Teaching Professional Development in World History Education: The Alliance Project

AHA Session 210
Sunday, January 5, 2014: 8:30 AM-10:30 AM
Virginia Suite A (Marriott Wardman Park)
Chair:
Patrick Manning, University of Pittsburgh
Panel:
Linda Cargile, Bancroft Middle School
Ross E. Dunn, San Diego State University
Tim Keirn, California State University, Long Beach
Patrick Manning, University of Pittsburgh
David Neumann, California State University, Long Beach

Session Abstract

Educators generally agree that young people must have global historical knowledge and critical skills to work, travel, and make informed decisions in our complex world. World history has been a core subject in U.S. schools for several decades, and world or global history standards and curricula exist in most states. However, these state standards are at best uneven in quality and tend to represent world history through a western lens or disaggregated civilizational model. Moreover, educational research demonstrates that the vast majority of teachers have not had academic preparation in the subject of world history, nor have they had pedagogic training specific to the task of teaching from a global perspective and on large spatial scales. The scarcity of funding for improving history education in general – and for world history in particular—makes creative responses to the need for a stronger curriculum and in-service professional development more difficult.

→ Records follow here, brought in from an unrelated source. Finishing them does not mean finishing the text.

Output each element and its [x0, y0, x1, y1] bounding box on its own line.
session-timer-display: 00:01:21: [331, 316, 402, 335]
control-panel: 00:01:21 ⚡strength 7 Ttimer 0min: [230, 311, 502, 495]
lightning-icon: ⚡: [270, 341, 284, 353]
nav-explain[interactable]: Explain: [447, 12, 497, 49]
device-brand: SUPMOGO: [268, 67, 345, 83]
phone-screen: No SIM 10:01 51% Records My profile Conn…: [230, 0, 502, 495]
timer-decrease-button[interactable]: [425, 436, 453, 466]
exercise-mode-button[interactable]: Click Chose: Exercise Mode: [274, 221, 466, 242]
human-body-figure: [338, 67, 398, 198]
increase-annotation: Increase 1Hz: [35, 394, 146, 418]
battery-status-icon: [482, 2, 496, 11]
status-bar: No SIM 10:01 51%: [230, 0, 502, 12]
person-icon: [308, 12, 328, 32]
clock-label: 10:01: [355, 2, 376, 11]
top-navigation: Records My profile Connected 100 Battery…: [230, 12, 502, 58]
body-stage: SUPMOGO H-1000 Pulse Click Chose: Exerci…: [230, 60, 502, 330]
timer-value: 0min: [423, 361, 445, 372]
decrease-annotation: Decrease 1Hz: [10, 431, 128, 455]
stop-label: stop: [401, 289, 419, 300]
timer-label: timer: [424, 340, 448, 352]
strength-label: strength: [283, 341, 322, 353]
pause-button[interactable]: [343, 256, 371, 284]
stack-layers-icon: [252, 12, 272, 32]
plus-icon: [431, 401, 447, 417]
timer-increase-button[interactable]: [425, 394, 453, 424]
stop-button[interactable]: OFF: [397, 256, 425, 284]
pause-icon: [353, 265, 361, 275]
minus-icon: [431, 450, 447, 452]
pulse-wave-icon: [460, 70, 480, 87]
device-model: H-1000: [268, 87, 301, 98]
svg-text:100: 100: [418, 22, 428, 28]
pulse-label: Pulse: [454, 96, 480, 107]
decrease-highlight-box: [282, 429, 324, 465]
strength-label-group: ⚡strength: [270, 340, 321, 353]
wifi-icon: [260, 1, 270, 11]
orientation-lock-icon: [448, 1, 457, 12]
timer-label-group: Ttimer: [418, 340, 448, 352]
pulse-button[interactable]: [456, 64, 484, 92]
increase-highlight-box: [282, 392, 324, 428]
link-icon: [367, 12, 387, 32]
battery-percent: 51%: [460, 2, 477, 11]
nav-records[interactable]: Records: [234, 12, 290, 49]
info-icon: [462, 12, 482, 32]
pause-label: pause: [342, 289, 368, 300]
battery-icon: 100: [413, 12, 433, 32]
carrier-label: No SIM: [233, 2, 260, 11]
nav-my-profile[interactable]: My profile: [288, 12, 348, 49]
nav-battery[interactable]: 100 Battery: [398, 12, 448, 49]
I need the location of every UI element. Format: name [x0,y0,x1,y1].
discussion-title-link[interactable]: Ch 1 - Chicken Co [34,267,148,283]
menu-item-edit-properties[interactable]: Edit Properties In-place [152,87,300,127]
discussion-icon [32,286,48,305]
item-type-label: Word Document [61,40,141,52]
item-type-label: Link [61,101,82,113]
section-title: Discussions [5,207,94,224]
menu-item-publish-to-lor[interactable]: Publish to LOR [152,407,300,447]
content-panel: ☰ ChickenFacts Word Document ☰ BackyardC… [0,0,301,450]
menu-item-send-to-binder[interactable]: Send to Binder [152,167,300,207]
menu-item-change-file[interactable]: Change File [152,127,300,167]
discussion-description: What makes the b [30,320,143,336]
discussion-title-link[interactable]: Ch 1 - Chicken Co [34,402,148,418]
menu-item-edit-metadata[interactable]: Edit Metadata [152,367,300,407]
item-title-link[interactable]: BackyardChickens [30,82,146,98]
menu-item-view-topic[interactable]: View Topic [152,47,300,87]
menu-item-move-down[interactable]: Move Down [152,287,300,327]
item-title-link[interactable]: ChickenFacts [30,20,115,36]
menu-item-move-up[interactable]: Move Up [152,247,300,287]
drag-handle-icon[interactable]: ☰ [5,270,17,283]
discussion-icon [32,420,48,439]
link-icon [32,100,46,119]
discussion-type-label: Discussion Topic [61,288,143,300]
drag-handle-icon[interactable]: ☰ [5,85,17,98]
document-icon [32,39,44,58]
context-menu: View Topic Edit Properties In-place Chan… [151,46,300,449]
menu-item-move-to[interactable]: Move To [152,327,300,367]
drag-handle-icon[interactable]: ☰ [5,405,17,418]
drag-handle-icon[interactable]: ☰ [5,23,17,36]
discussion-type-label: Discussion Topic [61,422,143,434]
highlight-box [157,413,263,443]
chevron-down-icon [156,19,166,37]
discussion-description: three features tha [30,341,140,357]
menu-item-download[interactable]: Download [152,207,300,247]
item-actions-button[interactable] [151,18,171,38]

This session will present the work of the Alliance for Curriculum and Professional Development in World History. Funded as a pilot by the British Council and the Social Science Research Council, the Alliance Project is centered at the National Center for History in the Schools at UCLA, the World History Center at the University of Pittsburgh, and the Department of History at California State University, Long Beach and includes leading world history scholars, history educators, teachers, and professional organizations. The Alliance has created four foundational documents: a curriculum framework for teaching world history from an integrated and global perspective, an outline of the essential elements for professional development of in-service teachers, a plan for design and implementation of professional development opportunities, and an agenda for cognitive research on teacher and student world-history learning. In addition, the Alliance is creating a web-based and open-sourced outline for a forty-five hour professional development course for teaching world history that will include all accompanying materials and curricula.

Members for the Alliance Project will briefly share the foundational documents and the professional development course, and discuss their experiences and challenges in collaborating to create these materials. Panel participants will engage the audience in a critique of these materials and solicit suggestions for modification and improvement. In addition, panel members will generate a discussion with the audience about the means --and potential obstacles-- to implement and sustain the curriculum framework, professional development course, and research agenda for world history. This proposed panel would be of interest to a number of constituencies who attend the AHA Conference including world historians, history educators, and K-12 teachers.